In November 1917
the battalion was in the line in the Warneton (Messines) sector. It left by bus for Ypres
on the 14th and then marched to Menin Road area. A temporary camp was established
there but due to heavy shelling, the battalion moved to a new camp in the Potijze area.
On the 24th, the
battalion moved into the Passchendaele sector where enemy shelling was reported as heavy around Crest Farm and Passchendaele. On the 27th, a wet day, the battalion diarist reported that shelling was again heavy
and the ground bad. The battalion was relieved by the 2nd Royal Welch Fusiliers and went back to support. Three companies
were at Hamburg Trench and one at Abraham Heights.
On the 28th, the
enemy shelled Hamburg Trench early in the morning and this was presumably when Robert was killed. He was one of three 1st Cameronians men killed on this day. The
following day the battalion was relieved by the 16th King’s Royal Rifle Corps and went back to camp at St Jean.
White House Farm
is located north east of Ypres.
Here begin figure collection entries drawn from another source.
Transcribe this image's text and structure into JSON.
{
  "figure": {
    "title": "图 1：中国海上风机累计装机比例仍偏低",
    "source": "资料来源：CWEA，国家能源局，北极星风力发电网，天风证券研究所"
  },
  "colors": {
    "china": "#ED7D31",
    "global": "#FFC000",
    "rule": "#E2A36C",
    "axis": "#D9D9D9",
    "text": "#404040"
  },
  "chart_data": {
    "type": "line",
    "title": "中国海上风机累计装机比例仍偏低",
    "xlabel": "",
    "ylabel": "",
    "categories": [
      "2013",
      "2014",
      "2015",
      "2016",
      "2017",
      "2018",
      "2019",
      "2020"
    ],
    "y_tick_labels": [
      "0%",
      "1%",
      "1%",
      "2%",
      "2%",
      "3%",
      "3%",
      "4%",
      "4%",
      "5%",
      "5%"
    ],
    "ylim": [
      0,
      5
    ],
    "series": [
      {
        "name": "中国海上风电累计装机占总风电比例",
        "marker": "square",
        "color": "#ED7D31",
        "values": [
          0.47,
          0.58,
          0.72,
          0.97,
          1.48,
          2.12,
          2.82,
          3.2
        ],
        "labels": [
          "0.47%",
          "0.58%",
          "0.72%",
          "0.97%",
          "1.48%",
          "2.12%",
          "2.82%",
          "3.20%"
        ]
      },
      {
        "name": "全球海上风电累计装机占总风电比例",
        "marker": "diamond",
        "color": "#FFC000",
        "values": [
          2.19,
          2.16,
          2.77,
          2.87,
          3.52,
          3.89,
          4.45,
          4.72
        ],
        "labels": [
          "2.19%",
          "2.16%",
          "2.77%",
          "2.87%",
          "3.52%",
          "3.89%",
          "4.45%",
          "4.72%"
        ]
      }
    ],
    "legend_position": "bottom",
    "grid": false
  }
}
The Commonwealth War Graves’ Commission’s
website has this to say about it:
White House
Cemetery was begun in March 1915 and used until April
1918 by units holding this part of the line. It was enlarged after the Armistice when graves were brought in from the battlefields
around Ypres (now Ieper) and from a number of small burial grounds in the area. There are now
1,163 Commonwealth servicemen of the First World War buried or commemorated in this cemetery. 323 of the burials are unidentified
but there are special memorials to 16 casualties known or believed to be buried among them. Other special memorials record
the names of 28 casualties who were buried in other cemeteries but whose graves could not be found on concentration. The cemetery
also contains eight Second World War burials, all dating from May 1940. The cemetery was designed by Sir Reginald Blomfield.
Robert Hobbs’
last resting place is a peaceful plot situated towards the rear of the cemetery.
Two artillerymen lie next to him. The words on his tombstone read:
200362 PRIVATE
R M HOBBS
THE CAMERONIANS (SCO RIF)
28TH NOVEMBER 1917 AGE 22
NEARER MY GOD TO THEE
My
narrative, The Hospital Way, takes its title from Robert Hobbs's poem in Nurse OIiver's album.